Les Dents de requin arrivent au cinéma le 8 juin, une histoire de passage à l’âge adulte convaincante réalisée par Davide Gentile à ses débuts et interprétée par un protagoniste très jeune et intense, bien épaulé par un bon casting. L’avis de Daniela Catelli.
Un été aventureux, des amis et un événement mémorable – traumatisant ou non – qui change à jamais la vie en faisant grandir le protagoniste : tels sont les éléments à la base de nombreuses histoires de passage à l’âge adulte américaines, un genre peu pratiqué par nous mais décliné dans un excellent et original de Dents de requinbeau travail avant David Gentilbasé sur un scénario primé Solinas de Valérius Cilius Et Gianluca Leonciniresté longtemps enfermé dans un tiroir et heureusement récupéré, grâce aussi à la collaboration avec Gabriel Mainettiproducteur artistique du projet ainsi que co-auteur de la belle bande son.
Le film raconte le long été de Walter, un orphelin de père de treize ans, ancien criminel qui a abandonné sa vie antérieure et est mort dans une station d’épuration pour sauver la vie d’un collègue. Nous sommes à la mer, où ce petit garçon qui semble plus petit que son âge, plein de colère, regarde l’eau en boudant et s’habillant, parmi ses camarades qui nagent et crient, en conflit avec sa mère qui, anéantie par la douleur, essaie de rester proche à lui mais ne parvient pas à lui donner les réponses qu’il cherche. C’est ainsi que Walter pénètre dans l’immense et sinistre villa du Corsaire, où il découvre un requin dans la gigantesque piscine, une tour avec un souterrain qui a été témoin d’un bain de sang, et trouve dans le parc un garçon un peu plus âgé, Carlo, qu’il dit être son tuteur et l’introduit dans un petit monde criminel, ce qui semble à Walter le seul moyen d’accepter l’héritage de son père, refusant son repentir qu’il considère comme responsable de sa mort.
Tout cela pourrait s’avérer être une histoire simple et fondamentalement évidente d’éducation criminelle, née de la rébellion d’un enfant dévoré par le désir de grandir et de comprendre, qui trouve sa revanche sur le monde dans l’émulation des comportements forcés et accablants. des adultes. Mais Dents de requin est un petit film à plusieurs niveaux, tout sauf superficiel, dans les eaux profondes duquel nagent des sentiments refoulés et des vérités cachées, une île au trésor qui est à la fois Isolachenoncè, où le jeune protagoniste trouve des pirates, mais surtout redécouvre L’enfant perdu en lui . Et le film fait tout cela (et bien plus encore) sans en faire trop, avec une légèreté, tant dans les phases d’écriture que de réalisation et d’acteur, qui parvient parfaitement à équilibrer les différentes âmes et suggestions d’une histoire qui pourrait se produire partout, où chacun pourra voir et reconnaître les références cinématographiques et au-delà et surtout retrouver l’adolescent rebelle qu’il était (n’étions-nous pas tous, après tout ?).

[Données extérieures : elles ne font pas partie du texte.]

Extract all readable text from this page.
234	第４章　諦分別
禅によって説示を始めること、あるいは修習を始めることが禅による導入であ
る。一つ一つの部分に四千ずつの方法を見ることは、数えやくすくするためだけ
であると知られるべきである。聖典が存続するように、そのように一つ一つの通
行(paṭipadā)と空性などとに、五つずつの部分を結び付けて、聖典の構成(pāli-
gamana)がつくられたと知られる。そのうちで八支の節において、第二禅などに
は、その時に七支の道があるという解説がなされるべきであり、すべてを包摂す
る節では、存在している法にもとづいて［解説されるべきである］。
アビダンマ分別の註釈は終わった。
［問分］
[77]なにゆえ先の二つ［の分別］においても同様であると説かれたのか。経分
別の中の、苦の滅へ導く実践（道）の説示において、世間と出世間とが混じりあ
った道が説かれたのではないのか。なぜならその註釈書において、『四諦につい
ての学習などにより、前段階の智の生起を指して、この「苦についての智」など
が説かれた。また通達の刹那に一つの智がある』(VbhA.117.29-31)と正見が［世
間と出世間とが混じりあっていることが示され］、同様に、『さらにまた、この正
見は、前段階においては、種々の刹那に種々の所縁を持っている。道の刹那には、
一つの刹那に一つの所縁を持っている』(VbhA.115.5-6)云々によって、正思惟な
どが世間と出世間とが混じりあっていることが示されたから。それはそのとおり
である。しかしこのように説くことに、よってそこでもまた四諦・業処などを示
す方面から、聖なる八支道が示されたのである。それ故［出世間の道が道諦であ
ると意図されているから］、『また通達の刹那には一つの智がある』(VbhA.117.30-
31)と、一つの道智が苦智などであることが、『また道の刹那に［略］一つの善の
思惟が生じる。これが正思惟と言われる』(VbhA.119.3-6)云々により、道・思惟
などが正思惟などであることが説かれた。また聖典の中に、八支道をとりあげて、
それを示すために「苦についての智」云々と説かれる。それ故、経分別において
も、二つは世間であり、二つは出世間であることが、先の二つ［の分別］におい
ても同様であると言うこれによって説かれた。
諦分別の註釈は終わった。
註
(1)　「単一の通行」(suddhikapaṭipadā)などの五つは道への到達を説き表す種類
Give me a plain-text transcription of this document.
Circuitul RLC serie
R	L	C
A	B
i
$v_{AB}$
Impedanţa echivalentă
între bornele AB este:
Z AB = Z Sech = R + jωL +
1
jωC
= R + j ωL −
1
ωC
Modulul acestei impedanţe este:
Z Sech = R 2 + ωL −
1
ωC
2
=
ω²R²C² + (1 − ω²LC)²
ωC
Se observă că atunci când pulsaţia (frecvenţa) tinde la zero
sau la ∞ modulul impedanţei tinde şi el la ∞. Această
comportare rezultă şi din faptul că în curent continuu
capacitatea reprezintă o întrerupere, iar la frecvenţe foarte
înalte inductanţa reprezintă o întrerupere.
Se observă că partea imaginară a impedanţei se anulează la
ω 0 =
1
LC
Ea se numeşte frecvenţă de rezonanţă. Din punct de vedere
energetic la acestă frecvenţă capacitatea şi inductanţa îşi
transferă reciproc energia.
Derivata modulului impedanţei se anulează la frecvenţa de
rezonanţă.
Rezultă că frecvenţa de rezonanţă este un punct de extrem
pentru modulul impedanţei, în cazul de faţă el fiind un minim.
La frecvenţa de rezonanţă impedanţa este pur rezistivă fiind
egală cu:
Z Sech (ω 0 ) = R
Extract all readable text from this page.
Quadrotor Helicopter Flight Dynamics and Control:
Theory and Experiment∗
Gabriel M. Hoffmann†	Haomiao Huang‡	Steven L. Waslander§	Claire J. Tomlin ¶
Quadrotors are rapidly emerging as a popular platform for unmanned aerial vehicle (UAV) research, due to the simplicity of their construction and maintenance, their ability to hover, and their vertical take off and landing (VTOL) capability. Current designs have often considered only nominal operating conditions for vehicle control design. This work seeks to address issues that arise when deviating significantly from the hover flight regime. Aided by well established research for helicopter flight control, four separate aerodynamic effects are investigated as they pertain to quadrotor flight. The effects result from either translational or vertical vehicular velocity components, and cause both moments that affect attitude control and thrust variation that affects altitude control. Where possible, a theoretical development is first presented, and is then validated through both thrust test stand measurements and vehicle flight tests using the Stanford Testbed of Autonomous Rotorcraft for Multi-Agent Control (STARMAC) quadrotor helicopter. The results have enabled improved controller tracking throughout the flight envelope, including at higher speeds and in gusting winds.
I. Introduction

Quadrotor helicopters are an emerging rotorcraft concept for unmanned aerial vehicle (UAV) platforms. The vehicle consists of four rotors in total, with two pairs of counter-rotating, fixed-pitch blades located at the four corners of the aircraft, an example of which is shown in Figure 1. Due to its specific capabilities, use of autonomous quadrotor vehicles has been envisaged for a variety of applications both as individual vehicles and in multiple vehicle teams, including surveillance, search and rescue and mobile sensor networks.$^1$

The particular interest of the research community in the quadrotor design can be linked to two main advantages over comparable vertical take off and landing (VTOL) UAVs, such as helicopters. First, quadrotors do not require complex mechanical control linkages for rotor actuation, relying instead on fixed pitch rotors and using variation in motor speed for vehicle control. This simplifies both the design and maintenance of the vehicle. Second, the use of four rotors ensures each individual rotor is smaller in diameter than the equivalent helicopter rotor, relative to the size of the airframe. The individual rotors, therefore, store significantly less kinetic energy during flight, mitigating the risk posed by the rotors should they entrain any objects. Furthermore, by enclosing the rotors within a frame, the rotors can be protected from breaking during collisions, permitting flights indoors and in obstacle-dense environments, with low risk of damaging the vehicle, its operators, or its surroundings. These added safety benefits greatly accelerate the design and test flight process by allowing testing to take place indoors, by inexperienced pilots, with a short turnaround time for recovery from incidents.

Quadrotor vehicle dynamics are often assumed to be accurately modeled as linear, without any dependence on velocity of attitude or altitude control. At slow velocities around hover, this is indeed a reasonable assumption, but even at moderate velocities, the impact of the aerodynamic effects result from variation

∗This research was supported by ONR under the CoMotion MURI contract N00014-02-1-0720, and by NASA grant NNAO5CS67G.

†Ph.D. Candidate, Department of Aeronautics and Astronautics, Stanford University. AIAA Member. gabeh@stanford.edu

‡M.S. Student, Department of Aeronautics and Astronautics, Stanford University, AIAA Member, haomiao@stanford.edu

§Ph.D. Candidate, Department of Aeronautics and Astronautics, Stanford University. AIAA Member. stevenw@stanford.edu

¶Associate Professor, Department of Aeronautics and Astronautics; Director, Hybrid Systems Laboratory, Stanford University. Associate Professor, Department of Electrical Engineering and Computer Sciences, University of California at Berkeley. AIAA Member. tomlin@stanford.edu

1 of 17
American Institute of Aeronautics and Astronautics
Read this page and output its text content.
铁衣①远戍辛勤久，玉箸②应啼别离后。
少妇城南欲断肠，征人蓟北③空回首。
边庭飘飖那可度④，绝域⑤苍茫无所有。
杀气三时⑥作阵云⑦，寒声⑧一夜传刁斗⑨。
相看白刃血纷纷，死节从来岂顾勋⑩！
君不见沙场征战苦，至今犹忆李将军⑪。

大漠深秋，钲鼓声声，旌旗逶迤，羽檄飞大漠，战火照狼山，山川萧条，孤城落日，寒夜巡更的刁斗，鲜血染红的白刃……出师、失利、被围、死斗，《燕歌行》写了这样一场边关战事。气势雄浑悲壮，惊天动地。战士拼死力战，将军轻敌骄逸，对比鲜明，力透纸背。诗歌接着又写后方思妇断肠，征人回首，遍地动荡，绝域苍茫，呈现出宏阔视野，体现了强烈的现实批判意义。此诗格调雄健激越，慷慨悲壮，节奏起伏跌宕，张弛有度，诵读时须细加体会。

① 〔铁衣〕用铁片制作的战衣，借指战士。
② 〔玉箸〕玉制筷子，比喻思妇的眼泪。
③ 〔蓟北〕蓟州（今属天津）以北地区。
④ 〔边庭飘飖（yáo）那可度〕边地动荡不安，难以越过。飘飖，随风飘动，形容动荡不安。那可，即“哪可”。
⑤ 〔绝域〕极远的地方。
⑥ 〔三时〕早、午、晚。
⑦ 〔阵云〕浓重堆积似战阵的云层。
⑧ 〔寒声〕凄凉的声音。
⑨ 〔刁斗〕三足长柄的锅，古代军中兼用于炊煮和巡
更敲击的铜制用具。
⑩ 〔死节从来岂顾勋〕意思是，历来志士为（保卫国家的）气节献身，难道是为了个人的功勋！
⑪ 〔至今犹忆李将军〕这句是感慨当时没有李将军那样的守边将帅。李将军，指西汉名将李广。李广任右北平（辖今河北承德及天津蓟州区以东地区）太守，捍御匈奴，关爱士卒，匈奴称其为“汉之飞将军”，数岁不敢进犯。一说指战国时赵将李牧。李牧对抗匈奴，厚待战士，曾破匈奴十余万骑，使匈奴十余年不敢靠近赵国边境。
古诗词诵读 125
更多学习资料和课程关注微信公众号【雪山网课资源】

Dents de requin les étapes du deuil, de la perte, la nécessité de composer avec la souffrance et la douleur qui font parfois partie de la vie, les légendes qui nous aident à vivre et surtout la nécessité de choisir de quel côté se placer : si avec le requin qui montre les dents ( chanté par Mackie Messer dans l’Opéra de quat’sous) ou dans la mer de la transparence, de l’honnêteté, du jeu et du salut de ceux qui sont victimes et prisonniers. Tous les départements contribuent réellement à la réussite de ce début surprenant et prometteur, assaisonné d’ironie et d’émerveillement, du choix des décors suggestifs aux excellents effets spéciaux (ne doutons pas un seul instant que le requin est réel) aux performances du acteurs: Tiziano Menichellidébutant absolu, vole la vedette et frappe littéralement l’écran, toujours crédible et spontané, bien épaulé par Carlo di Stéphane Rosci et par les adultes, Virginie Raphaëlbonne dans le rôle inhabituel de cette mère aimante et douloureuse et – dans des rôles mineurs mais non moins importants – Claudius SantamariaProjection de la conscience paternelle de Walter, éd. Edouard Poisson, qui ajoute un beau portrait à sa galerie de méchants menaçants mais parfois aussi adorables avec le caméo de l’irrésistible Corsaire. L’une des plus belles chansons du jeune homme débute au générique de fin, un choix logique mais qui nous touche tout autant Edouard Bennato« Quand tu seras grand », et même si aujourd’hui encore qu’on est depuis un moment on ne sait pas pouquoi et les promesses des grands ne se sont pas toujours réalisées, on redécouvre avec Walter comment la vie est une aventure à vivre dans un éternel été de l’âme, sans le gaspiller en récriminations et en vengeance.